No Casseroles for Mental Illness


A wonderful article relates the experience of a devout Christian. A friend was diagnosed with cancer at the same time she was diagnosed with a mental illness. Church members sent food and support to her friend. She suffered in silence.

I recall watching Pat Robertson's 700 Club 20 years ago. A talented young woman was his co-host. She disappeared. When she came back as a guest months later, she was not interviewed by Pat but by a new host. She said she had suffered severe depression and advised viewers to get professional help. Pat came on and was visibly unhappy. Mental illness is a human flaw like sin that needs Jesus, not doctors.

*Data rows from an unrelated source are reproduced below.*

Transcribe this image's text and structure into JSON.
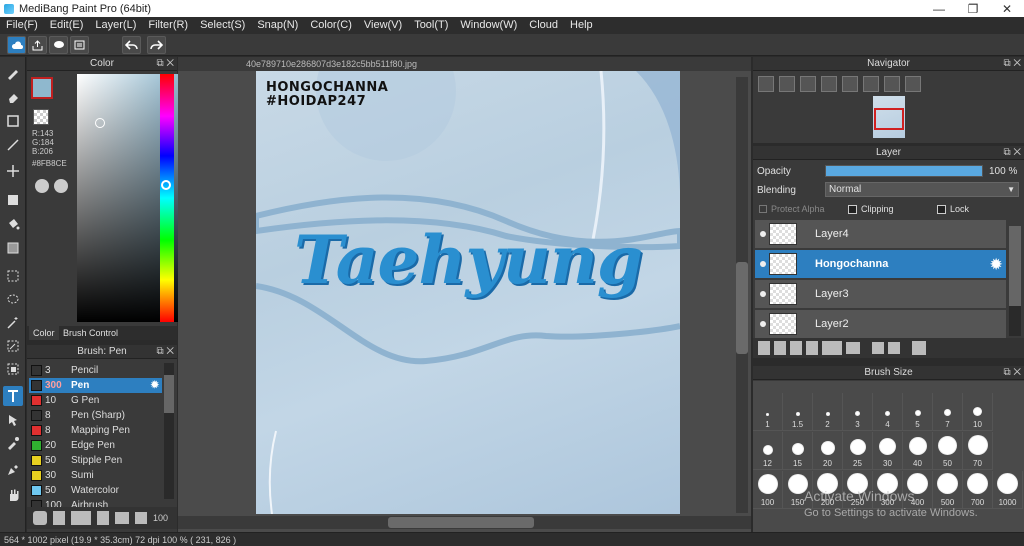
{
  "window": {
    "title": "MediBang Paint Pro (64bit)"
  },
  "menu": [
    "File(F)",
    "Edit(E)",
    "Layer(L)",
    "Filter(R)",
    "Select(S)",
    "Snap(N)",
    "Color(C)",
    "View(V)",
    "Tool(T)",
    "Window(W)",
    "Cloud",
    "Help"
  ],
  "colors": {
    "accent": "#2d7fc0",
    "primary": "#8FB8CE",
    "panel_bg": "#3a3a3a"
  },
  "color_panel": {
    "title": "Color",
    "r": "R:143",
    "g": "G:184",
    "b": "B:206",
    "hex": "#8FB8CE",
    "tabs": [
      "Color",
      "Brush Control"
    ]
  },
  "brush_panel": {
    "title": "Brush: Pen",
    "brushes": [
      {
        "size": "3",
        "name": "Pencil",
        "color": "#333333"
      },
      {
        "size": "300",
        "name": "Pen",
        "color": "#333333",
        "selected": true
      },
      {
        "size": "10",
        "name": "G Pen",
        "color": "#e03030"
      },
      {
        "size": "8",
        "name": "Pen (Sharp)",
        "color": "#333333"
      },
      {
        "size": "8",
        "name": "Mapping Pen",
        "color": "#e03030"
      },
      {
        "size": "20",
        "name": "Edge Pen",
        "color": "#30b030"
      },
      {
        "size": "50",
        "name": "Stipple Pen",
        "color": "#e8d020"
      },
      {
        "size": "30",
        "name": "Sumi",
        "color": "#e8d020"
      },
      {
        "size": "50",
        "name": "Watercolor",
        "color": "#6fc8f0"
      },
      {
        "size": "100",
        "name": "Airbrush",
        "color": "#333333"
      }
    ]
  },
  "canvas": {
    "tab_name": "40e789710e286807d3e182c5bb511f80.jpg",
    "caption_line1": "HONGOCHANNA",
    "caption_line2": "#HOIDAP247",
    "art_text": "Taehyung"
  },
  "navigator": {
    "title": "Navigator"
  },
  "layer_panel": {
    "title": "Layer",
    "opacity_label": "Opacity",
    "opacity_value": "100 %",
    "opacity_fraction": 1.0,
    "blending_label": "Blending",
    "blending_value": "Normal",
    "protect_alpha": "Protect Alpha",
    "clipping": "Clipping",
    "lock": "Lock",
    "layers": [
      {
        "name": "Layer4",
        "selected": false
      },
      {
        "name": "Hongochanna",
        "selected": true
      },
      {
        "name": "Layer3",
        "selected": false
      },
      {
        "name": "Layer2",
        "selected": false
      }
    ]
  },
  "brush_size_panel": {
    "title": "Brush Size",
    "rows": [
      [
        "1",
        "1.5",
        "2",
        "3",
        "4",
        "5",
        "7",
        "10"
      ],
      [
        "12",
        "15",
        "20",
        "25",
        "30",
        "40",
        "50",
        "70"
      ],
      [
        "100",
        "150",
        "200",
        "250",
        "300",
        "400",
        "500",
        "700",
        "1000"
      ]
    ]
  },
  "status": {
    "text": "564 * 1002 pixel  (19.9 * 35.3cm)  72 dpi  100 %  ( 231, 826 )"
  },
  "watermark": {
    "line1": "Activate Windows",
    "line2": "Go to Settings to activate Windows."
  }
}
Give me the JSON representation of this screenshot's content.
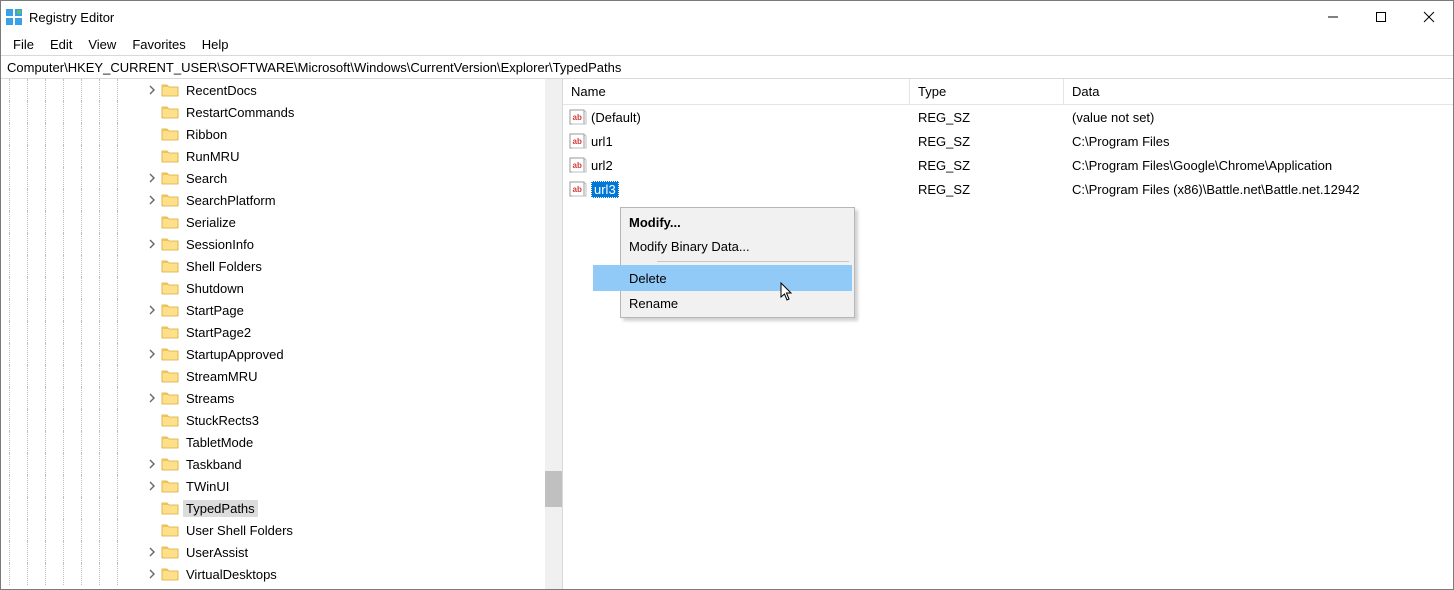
{
  "titlebar": {
    "title": "Registry Editor"
  },
  "menu": [
    "File",
    "Edit",
    "View",
    "Favorites",
    "Help"
  ],
  "address": "Computer\\HKEY_CURRENT_USER\\SOFTWARE\\Microsoft\\Windows\\CurrentVersion\\Explorer\\TypedPaths",
  "tree": [
    {
      "label": "RecentDocs",
      "expander": "collapsed",
      "selected": false
    },
    {
      "label": "RestartCommands",
      "expander": "none",
      "selected": false
    },
    {
      "label": "Ribbon",
      "expander": "none",
      "selected": false
    },
    {
      "label": "RunMRU",
      "expander": "none",
      "selected": false
    },
    {
      "label": "Search",
      "expander": "collapsed",
      "selected": false
    },
    {
      "label": "SearchPlatform",
      "expander": "collapsed",
      "selected": false
    },
    {
      "label": "Serialize",
      "expander": "none",
      "selected": false
    },
    {
      "label": "SessionInfo",
      "expander": "collapsed",
      "selected": false
    },
    {
      "label": "Shell Folders",
      "expander": "none",
      "selected": false
    },
    {
      "label": "Shutdown",
      "expander": "none",
      "selected": false
    },
    {
      "label": "StartPage",
      "expander": "collapsed",
      "selected": false
    },
    {
      "label": "StartPage2",
      "expander": "none",
      "selected": false
    },
    {
      "label": "StartupApproved",
      "expander": "collapsed",
      "selected": false
    },
    {
      "label": "StreamMRU",
      "expander": "none",
      "selected": false
    },
    {
      "label": "Streams",
      "expander": "collapsed",
      "selected": false
    },
    {
      "label": "StuckRects3",
      "expander": "none",
      "selected": false
    },
    {
      "label": "TabletMode",
      "expander": "none",
      "selected": false
    },
    {
      "label": "Taskband",
      "expander": "collapsed",
      "selected": false
    },
    {
      "label": "TWinUI",
      "expander": "collapsed",
      "selected": false
    },
    {
      "label": "TypedPaths",
      "expander": "none",
      "selected": true
    },
    {
      "label": "User Shell Folders",
      "expander": "none",
      "selected": false
    },
    {
      "label": "UserAssist",
      "expander": "collapsed",
      "selected": false
    },
    {
      "label": "VirtualDesktops",
      "expander": "collapsed",
      "selected": false
    }
  ],
  "columns": {
    "name": "Name",
    "type": "Type",
    "data": "Data"
  },
  "values": [
    {
      "name": "(Default)",
      "type": "REG_SZ",
      "data": "(value not set)",
      "selected": false
    },
    {
      "name": "url1",
      "type": "REG_SZ",
      "data": "C:\\Program Files",
      "selected": false
    },
    {
      "name": "url2",
      "type": "REG_SZ",
      "data": "C:\\Program Files\\Google\\Chrome\\Application",
      "selected": false
    },
    {
      "name": "url3",
      "type": "REG_SZ",
      "data": "C:\\Program Files (x86)\\Battle.net\\Battle.net.12942",
      "selected": true
    }
  ],
  "contextMenu": {
    "modify": "Modify...",
    "modifyBinary": "Modify Binary Data...",
    "delete": "Delete",
    "rename": "Rename"
  }
}
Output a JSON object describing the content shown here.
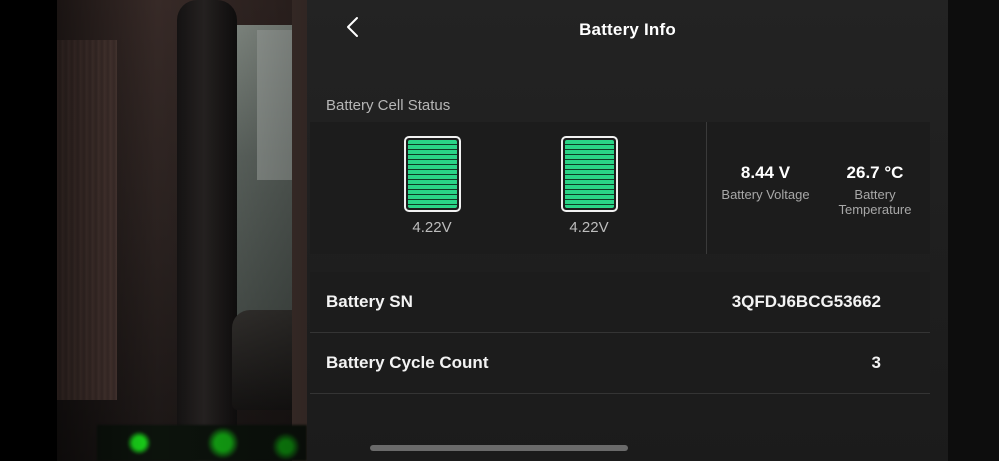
{
  "header": {
    "title": "Battery Info",
    "back_icon": "chevron-left-icon"
  },
  "cell_status": {
    "label": "Battery Cell Status",
    "cells": [
      {
        "voltage": "4.22V",
        "level": 1.0
      },
      {
        "voltage": "4.22V",
        "level": 1.0
      }
    ],
    "voltage": {
      "value": "8.44 V",
      "label": "Battery Voltage"
    },
    "temperature": {
      "value": "26.7 °C",
      "label": "Battery\nTemperature"
    }
  },
  "info": {
    "sn": {
      "label": "Battery SN",
      "value": "3QFDJ6BCG53662"
    },
    "cycle_count": {
      "label": "Battery Cycle Count",
      "value": "3"
    }
  },
  "colors": {
    "cell_fill": "#2ad487",
    "panel_bg": "#1c1c1c"
  }
}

I've never seen this discussed, by I think the prejudice some Christians have against gays and trans people comes from the same flawed mythology. People's minds are full of sin. Sin can be conquered by kneeling before Jesus. Gay or trans are just another version of sin. Pray the gay away. Illnesses like cancer deserve sympathy. Mental illness and same sex attraction both deserve the scorn of sinners. They can change by submitting to the required myths.  

So often, Christianity is praised for starting hospitals and shelters. The harm done by ancient hatred and prejudice is just winked at and forgotten.

We should not be surprised when Christianity turns its fangs on people who think differently or have mental illness. We need only go back the Galileo and recall the Pope at the time proclaimed the sun moved over a stationary earth. When Galileo made light of the Pope's myth he was put under house arrest for life. Today the Catholic church repeats the myth that abortion is more dangerous than giving birth. It preaches the divorced and remarried are living in sin. It calls birth control a sin. That there is little to no support for families with mental illness is a continuation of a misguided mythology. 

While rallying around local people who suffer cancer and accidents is a fine thing, the same support for families where mental illness is present would be a welcome improvement. 

Comments

  1. Yup, it all seems to boil down to sin, which is the belief that humans are basically evil and only a splash of water from the front of a church can begin the “healing “ process.